Is this a stretch? Well I think the parallels are worth note. The deepest lesson in Anakin/Vader is that there is essentially good in him. Anakin fights for his identity, without father figure, within a world of slavery and transition. He is a romantic, falls in love with visual beauty much older than him, lives on the frontier (physically, mentally, even spiritually). He is not trusted by others, his own teachers either die or seem ill-equiped to fully train him, and he is left on his own, isolated by his psychology and his talents. His formative years were in geographic isolation, in a strict culture of hard work and anonymous discipline. Older now, others see him as troubled but also charming, full of potential, and and possessive of wide intelligences. He needs a bit more time to mature, in their eyes, though the world's problems beg his participation now. I believe this is, on the whole, a decent summation of the over 200 years of America's relatively short life in the world.

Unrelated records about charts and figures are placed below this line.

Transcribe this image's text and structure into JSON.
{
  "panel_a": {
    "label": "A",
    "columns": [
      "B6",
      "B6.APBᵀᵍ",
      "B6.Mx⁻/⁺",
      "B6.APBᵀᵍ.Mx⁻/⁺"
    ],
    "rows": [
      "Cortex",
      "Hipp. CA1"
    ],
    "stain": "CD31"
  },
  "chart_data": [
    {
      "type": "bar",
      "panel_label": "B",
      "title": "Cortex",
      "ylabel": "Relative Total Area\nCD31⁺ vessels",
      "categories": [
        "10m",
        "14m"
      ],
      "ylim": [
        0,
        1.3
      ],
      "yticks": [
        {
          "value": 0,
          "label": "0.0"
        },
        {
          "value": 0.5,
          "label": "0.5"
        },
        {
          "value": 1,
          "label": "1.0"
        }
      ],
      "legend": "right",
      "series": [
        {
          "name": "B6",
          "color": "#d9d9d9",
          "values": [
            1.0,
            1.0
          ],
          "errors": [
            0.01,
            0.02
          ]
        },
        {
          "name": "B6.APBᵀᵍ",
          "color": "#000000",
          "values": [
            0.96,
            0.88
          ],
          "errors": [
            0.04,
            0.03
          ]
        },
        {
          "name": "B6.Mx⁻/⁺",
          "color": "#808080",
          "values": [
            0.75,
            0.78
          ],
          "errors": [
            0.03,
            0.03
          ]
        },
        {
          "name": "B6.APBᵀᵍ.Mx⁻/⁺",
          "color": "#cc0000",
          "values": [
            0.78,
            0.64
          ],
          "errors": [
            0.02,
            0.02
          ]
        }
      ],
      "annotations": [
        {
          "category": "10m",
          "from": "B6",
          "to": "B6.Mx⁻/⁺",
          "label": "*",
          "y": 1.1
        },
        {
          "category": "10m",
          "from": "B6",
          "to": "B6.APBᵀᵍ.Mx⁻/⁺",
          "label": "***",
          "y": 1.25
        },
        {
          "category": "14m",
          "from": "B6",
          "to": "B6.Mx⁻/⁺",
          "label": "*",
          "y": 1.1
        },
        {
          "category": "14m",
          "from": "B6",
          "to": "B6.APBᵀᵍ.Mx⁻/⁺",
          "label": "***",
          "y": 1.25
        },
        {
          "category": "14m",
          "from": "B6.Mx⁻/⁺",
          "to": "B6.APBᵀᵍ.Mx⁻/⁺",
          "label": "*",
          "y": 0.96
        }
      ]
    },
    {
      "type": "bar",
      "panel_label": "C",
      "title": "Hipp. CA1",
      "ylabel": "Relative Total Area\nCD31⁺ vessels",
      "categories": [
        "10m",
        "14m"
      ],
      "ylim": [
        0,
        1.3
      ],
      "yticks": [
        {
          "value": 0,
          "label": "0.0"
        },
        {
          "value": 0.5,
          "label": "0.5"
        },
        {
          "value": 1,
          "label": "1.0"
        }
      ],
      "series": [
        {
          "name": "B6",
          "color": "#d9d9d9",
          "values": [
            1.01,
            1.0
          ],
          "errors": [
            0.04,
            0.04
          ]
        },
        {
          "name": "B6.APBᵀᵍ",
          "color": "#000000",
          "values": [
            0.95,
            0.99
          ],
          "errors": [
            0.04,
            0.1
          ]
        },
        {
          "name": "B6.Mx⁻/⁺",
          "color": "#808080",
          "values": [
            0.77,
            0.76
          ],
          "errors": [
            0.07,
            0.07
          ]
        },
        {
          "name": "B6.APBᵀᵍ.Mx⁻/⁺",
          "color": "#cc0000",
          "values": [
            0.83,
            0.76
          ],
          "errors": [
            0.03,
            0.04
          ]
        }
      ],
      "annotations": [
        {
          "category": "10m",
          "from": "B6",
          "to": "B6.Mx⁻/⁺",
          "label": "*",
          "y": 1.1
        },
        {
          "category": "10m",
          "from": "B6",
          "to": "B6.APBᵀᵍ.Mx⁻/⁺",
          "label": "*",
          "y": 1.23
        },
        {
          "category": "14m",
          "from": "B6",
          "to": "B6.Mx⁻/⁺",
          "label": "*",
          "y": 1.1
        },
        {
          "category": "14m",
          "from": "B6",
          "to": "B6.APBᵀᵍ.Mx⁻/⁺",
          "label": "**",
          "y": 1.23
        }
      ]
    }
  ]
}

Sound too dark, or even with whiffs of anti-Americanism? I think not. The final note to remember is that there is good in him. Ultimately, Anakin fulfills his prophecy. In death as Vader, a redeemed Anakin returns as Palpatine's empire falls. He brings order to the galaxy. Lucas suggests that a de-enmeshment with one's past (his childhood fears, his lack of father figure, and other aspects represented by Darth Sidious) fuels what amounts to a personal salvation. The lineage of master to pupil through generations is relinked, and (we assume) a more stable galactic democracy is re-installed. Anakin learns who he can trust, and also that he can trust himself. Anakin's son and daughter were first illusioned, then disillusioned, and finally unillusioned - they were informed realists, who fought then forgave the sins of their father. And Anakin's spiritual force opens to its full bloom - a character who has seen it all, become the father he never had himself, finally found acceptance and peace of his own limitations, and seen the limitations of cold, mechanical thinking.
Lucas, through the vehicle of eye-candy cinema inspired by Flash Gordon comics, has succeeded in pulling the wool of deeper artistic intentions over the eyes of its adoring fans. Almost. He lets on in Episode III the connection between Star Wars politics and current world politics. Thus the conclusions emerge: He has created a portraiture of America's rocky, inspired, rugged, and showy entrance into the world. He believes, as I do, that while America's edges between idealism and realism are tricky, especially on the surface, what lies deeper is a gift to the world - the seeds of widespread realization of the power of spiritual acceptance and prayer, tempered application of power, talented communal exchange, respect for lineage, heirarchy, and flexibility, and the capacity for committed people of diverse backgrounds to work together for change, novel emergence, and improvement of the world. He wanted to plant these artistic seeds not in adults, but in children. And as Anakin's multi-leveled development shows, there is good reason to be patient - to witness how, and indeed if, these seeds take root and grow, especially if we believe that a sustainable and reproducible good can come from it.